Monday, August 22, 2016

Our friend Clyde...

Clyde arrived right on schedule. He's pictured here being watched over by fearless garden dog Simon. In the afternoon we went out and tilled a bed for fall onions. Next morning we trimmed the grass down the hill along the street. It was like mowing hay - wish we could keep a goat.

Sunday, August 21, 2016

Some there are...

Some there are who claim writing is the loneliest vocation. I'm not one of them. Even in that deepest darkest hour just before dawn, a great cloud of characters gather round, and the air is full of voices and the rustlings of wings.

Writing books does require that one be still and quiet for significant stretches of time. It makes one a good listener. Some there are who say that is the first requirement of a proper friend.

Saturday, August 20, 2016

Those sleepy late-summer Saluda blues...

It happens every year about mid-way through August. The thermometer pegs out just above 80 Fahrenheit by day and just below 70 at night. We might coast along this way for a couple of weeks or more than a month, maybe a shower in the afternoons, but most of the days drowning into that ever deeper Saluda blue until we finally break into fall.

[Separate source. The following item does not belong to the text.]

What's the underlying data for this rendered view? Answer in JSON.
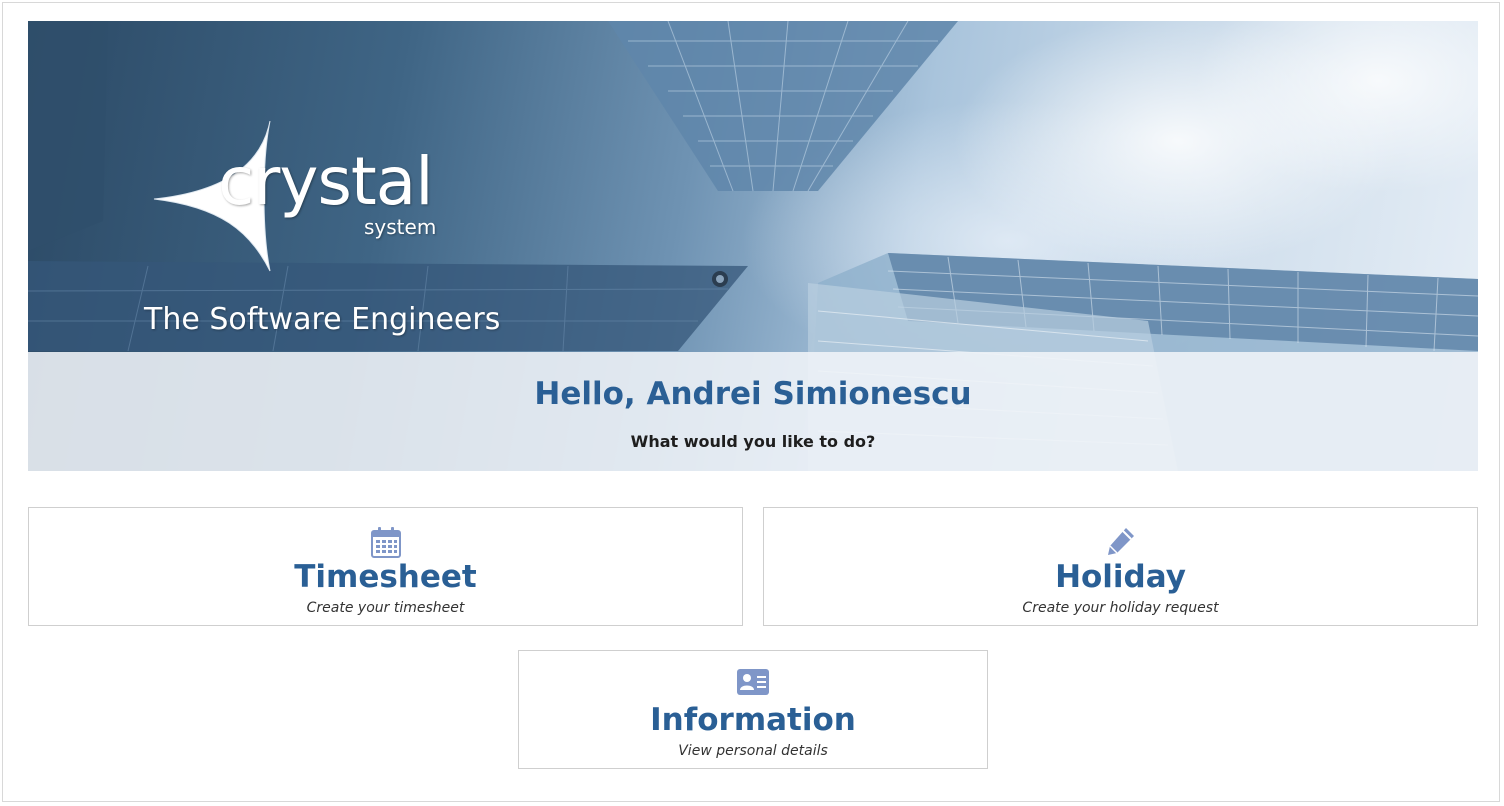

The summer folk begin getting ready to truck back down the mountain and get the kids in school. The tourists start to thin out, the restaurants quieter and not so crowded. The food might be even better with the chefs less stressed.

A little slow and easy time before fall and the leaf-lookers, to think and take stock and be grateful for the new friends we've made and the old friends we still have. There are seasons within the seasons, the song of our years, the music of our lives.

Friday, August 19, 2016

Mighty Christian...

From The Summer Boy, published 2013 by Alfie Dog Fiction:

 On the hottest afternoon of the year, when the ridge-tops appeared vague and insubstantial in the blue haze of summer, Mary and her nephew worked together in her garden, picking okra. 

“I hate okra,” declared the boy, “It prickles so when it’s hot.” 

Mary’s smile collapsed into a laugh in spite of her valiant efforts to contain it, “You like it well enough pickled or fried. I love okra. When it is this hot, squash wilts in the shade, and peppers drop their blossoms before they set, but the heat just encourages my okra.” 

“Why’s that?” 

“Because it comes from Africa, where it is hot all the time, Africans were brought amongst our folk as slaves, and gave us okra. Now what think you of that?” 

Ben thought on it a moment; “I think that was mighty Christian of them.”
Mitchell, Henry. The Summer Boy (p. 10). Alfie Dog Fiction. Kindle Edition.
It's no accident that okra shows up early in my first novel. Okra is one of the favorite food groups at our table. We ran through all we'd pickled and brought up the mountain with us last winter, and since I didn't get the garden in by planting time for okra this spring, we had to go buy some or do without. Doing without was unthinkable.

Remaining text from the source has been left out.